2024-07-03 | Quality Control

How the Anomaly Detector model was used to automate the quality control process using only normal data

Challenge

 

  • Pouch-type batteries have flexible surface geometry, complicating defect identification. This makes it challenging to use existing rule-based inspections and deep learning model-based inspections like classification and segmentation
  • Finding skilled inspection workers similar to those in Korea is difficult when expanding globally, necessitating the introduction of inspection automation

Approach

 

  • LISA’s two-step approach
  • (1) ‘Anomaly Detector’ algorithm trains a model using only normal data (unsupervised learning) and detects defects → Minimizes false negatives
  • (2) Human reviewers label normal data within NG data using classification and segmentation algorithms → Minimize false positives

Result

 

  • Introducing AI inspection to a process where traditional rule-based inspections were not feasible due to the difficulty of specifying the form of defect
  • Lowered labor costs through inspection automation
  • Inspection stabilization time reduced by 67% (from 3 months to 2 weeks)

Full Story

Lack of automated inspection tools for easily damaged pouch batteries

Among the batteries that go into electric vehicles are pouch batteries. They’re stacked battery materials and wrapped in a thin material like aluminum foil. At first glance, they look like an envelope. They have the advantage of being tightly packed inside, providing high energy density and allowing for easy design changes.

The challenge is that these batteries are difficult to inspect for defects automatically. As mentioned earlier, the thin surface material is easily creased or dented/scratched with the slightest amount of force, which means that there is a lot of freedom in surface geometry, making it difficult to specify the shape of the defect.

In this case, a traditional rule-based solution, where the inspection is performed based on a set of good/bad rules, is not feasible. You’d have to enter hundreds, thousands, maybe even tens of thousands of rules.

Defect detection AI based on deep learning models such as classification and segmentation is also difficult to utilize because, as mentioned above, it is difficult to define the exact category of defects.

Company K, a producer of pouch-type batteries, relied on three shifts of skilled workers for visual inspections. However, upon entering the overseas market, this approach was no longer feasible. The problem is that it’s hard to find the same skilled workers as in Korea, and labor costs are too high.

They couldn’t put off automating their inspections any longer.

Two-step approach (unsupervised learning -> review -> supervised learning) for countless defect cases

The Anomaly Detection algorithm in LISA, an industrial AI solution, allows you to train a model using only normal data and then perform defect inspection. You don’t need to create abnormal data.

Quality checking and model training is a two-step process. First, the anomaly detection model is trained using only normal data (unsupervised learning). Then, defect detection is performed by labeling all subset data that deviates slightly from the trained normal data as defective. In short, it minimizes the number of “false negatives” that are NG but not filtered out by NG.

However, there are some that fall into the normal category. These are called ‘false positives’. The model is still too sensitive.

Then we have a human reviewer to verify that it’s a real defect or not and label it as normal or abnormal. We do a second round of training on that data (Supervised Learning). This utilizes algorithms like classification and segmentation. As this process is repeated, the false positives are gradually reduced and the model becomes more accurate.

Highlights

  • Introducing AI inspection to a process where traditional rule-based inspections were not feasible due to the difficulty of specifying the form of defect
  • Lowered labor costs through inspection automation
  • Inspection stabilization time reduced by 67% (from 3 months to 2 weeks)

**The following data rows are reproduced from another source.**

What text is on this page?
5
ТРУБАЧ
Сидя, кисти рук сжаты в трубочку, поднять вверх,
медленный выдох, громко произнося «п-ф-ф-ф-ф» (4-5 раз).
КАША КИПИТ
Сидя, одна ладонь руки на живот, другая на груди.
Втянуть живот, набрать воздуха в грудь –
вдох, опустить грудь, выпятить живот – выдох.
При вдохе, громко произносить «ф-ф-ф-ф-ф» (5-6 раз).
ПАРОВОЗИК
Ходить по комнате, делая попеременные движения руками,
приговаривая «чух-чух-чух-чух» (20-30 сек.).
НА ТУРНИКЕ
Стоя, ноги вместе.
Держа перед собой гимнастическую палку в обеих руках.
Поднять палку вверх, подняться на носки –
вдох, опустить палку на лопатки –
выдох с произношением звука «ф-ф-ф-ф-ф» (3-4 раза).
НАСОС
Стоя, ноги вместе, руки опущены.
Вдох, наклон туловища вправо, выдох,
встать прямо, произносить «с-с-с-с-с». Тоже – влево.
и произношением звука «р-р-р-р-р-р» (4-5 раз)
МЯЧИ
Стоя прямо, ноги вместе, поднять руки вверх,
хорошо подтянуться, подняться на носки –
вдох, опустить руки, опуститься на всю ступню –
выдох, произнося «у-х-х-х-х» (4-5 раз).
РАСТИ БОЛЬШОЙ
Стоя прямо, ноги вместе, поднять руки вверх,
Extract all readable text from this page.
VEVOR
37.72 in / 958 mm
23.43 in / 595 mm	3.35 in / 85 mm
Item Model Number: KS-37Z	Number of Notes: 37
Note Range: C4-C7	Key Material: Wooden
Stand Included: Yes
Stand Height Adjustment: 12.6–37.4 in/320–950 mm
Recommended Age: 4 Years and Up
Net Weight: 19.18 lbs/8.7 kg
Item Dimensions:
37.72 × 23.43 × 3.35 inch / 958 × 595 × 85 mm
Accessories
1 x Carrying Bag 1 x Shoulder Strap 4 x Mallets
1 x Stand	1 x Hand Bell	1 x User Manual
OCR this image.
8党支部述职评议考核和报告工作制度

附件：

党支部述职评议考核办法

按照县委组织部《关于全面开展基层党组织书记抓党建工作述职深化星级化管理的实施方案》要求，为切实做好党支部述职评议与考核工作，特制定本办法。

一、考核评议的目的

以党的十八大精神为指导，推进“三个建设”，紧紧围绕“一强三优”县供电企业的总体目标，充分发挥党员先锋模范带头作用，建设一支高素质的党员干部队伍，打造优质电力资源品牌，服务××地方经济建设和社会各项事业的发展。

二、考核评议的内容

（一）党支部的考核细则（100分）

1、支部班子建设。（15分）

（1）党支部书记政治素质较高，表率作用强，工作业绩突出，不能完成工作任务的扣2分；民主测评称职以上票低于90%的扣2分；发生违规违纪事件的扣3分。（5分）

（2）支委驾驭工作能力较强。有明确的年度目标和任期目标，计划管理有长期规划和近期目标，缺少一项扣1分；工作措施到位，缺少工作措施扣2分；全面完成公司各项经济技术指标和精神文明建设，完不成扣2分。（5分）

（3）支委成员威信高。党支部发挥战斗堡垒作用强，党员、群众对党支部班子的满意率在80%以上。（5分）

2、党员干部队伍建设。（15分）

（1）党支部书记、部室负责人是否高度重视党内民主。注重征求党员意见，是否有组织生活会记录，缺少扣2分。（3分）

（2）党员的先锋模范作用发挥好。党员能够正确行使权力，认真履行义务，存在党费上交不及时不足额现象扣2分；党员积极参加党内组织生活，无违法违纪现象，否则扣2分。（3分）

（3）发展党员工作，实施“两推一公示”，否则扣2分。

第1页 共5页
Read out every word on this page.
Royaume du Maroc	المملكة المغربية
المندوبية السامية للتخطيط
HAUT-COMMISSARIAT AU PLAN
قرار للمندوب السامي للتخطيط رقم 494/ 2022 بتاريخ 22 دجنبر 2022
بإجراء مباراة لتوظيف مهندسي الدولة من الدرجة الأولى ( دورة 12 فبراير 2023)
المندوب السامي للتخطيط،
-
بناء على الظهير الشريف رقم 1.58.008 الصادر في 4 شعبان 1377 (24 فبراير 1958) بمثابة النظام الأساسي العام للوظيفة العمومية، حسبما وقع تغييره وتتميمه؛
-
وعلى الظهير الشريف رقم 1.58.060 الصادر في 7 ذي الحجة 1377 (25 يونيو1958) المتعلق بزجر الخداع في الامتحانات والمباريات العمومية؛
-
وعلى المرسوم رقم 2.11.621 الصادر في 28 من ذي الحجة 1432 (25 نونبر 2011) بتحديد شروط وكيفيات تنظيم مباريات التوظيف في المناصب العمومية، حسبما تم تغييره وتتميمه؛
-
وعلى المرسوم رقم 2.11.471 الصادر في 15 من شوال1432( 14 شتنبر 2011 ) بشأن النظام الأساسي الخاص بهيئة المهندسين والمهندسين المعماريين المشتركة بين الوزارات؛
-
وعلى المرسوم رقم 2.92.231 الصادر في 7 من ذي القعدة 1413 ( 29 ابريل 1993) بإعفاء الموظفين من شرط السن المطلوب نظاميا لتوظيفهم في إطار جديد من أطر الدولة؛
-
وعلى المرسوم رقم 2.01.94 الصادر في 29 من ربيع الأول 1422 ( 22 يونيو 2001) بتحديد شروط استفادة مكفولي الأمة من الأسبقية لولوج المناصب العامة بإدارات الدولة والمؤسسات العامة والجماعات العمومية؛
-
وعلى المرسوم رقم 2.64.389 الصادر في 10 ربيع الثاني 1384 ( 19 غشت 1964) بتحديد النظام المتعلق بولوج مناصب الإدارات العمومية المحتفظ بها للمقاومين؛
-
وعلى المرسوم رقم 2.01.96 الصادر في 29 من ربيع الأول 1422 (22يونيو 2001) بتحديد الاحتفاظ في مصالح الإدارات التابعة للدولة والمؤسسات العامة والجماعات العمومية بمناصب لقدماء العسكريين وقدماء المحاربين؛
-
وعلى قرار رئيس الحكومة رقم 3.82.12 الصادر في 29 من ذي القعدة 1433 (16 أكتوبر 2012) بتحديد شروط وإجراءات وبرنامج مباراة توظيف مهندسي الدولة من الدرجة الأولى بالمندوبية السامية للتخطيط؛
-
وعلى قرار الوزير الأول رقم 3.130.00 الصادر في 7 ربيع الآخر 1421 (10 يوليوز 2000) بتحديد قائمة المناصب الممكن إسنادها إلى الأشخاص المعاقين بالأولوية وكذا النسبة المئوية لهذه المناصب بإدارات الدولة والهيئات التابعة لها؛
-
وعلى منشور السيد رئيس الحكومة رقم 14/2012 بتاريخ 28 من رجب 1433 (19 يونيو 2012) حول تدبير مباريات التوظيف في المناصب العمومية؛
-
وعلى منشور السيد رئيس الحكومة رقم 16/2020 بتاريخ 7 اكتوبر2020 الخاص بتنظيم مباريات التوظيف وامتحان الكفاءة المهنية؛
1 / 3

Using AHHA Labs’ industrial AI platform LISA, inspection stabilization time can be reduced to one-sixth of the previous duration, particularly when applied to new production lines.

This is thanks to the aforementioned two-step approach.

Traditional supervised learning-based AI inspection tools require at least three months for the model to complete training and become proficient in defect detection, needing to learn a substantial amount of normal and abnormal data.

However, LISA’s anomaly detection algorithm can achieve zero false positives in just two weeks using only normal data. It then continues to learn more and more to reduce false positives.

In short, you’ll be able to automate defect detection early on.

 

Future

We are building an MLOps platform that is truly AI-driven. 

The AHHA Labs team is working towards another goal. During our consulting work with Company K, we realized a pain point: too much human intervention is required to actually “run” an MLOps platform.

While many MLOps companies often claim to be “fully automated,” the reality is that the really important decisions still need to be made by experienced and skilled AI engineers, such as which datasets to train on and how much more to perfect the model.

Customers don’t have AI experts, so they utilize automated MLOps platforms, but they need AI experts to utilize them, which is a paradox.

AHHA Labs’ MLOps platform, coming in Q3 2024, will be truly automated.

For example, AI will make recommendations on which datasets and how much more to train to improve your model. The AI takes over key decisions that would have traditionally required a skilled AI engineer to make.

For our customers, this makes AI accessible to literally anyone. In the truest sense of the word.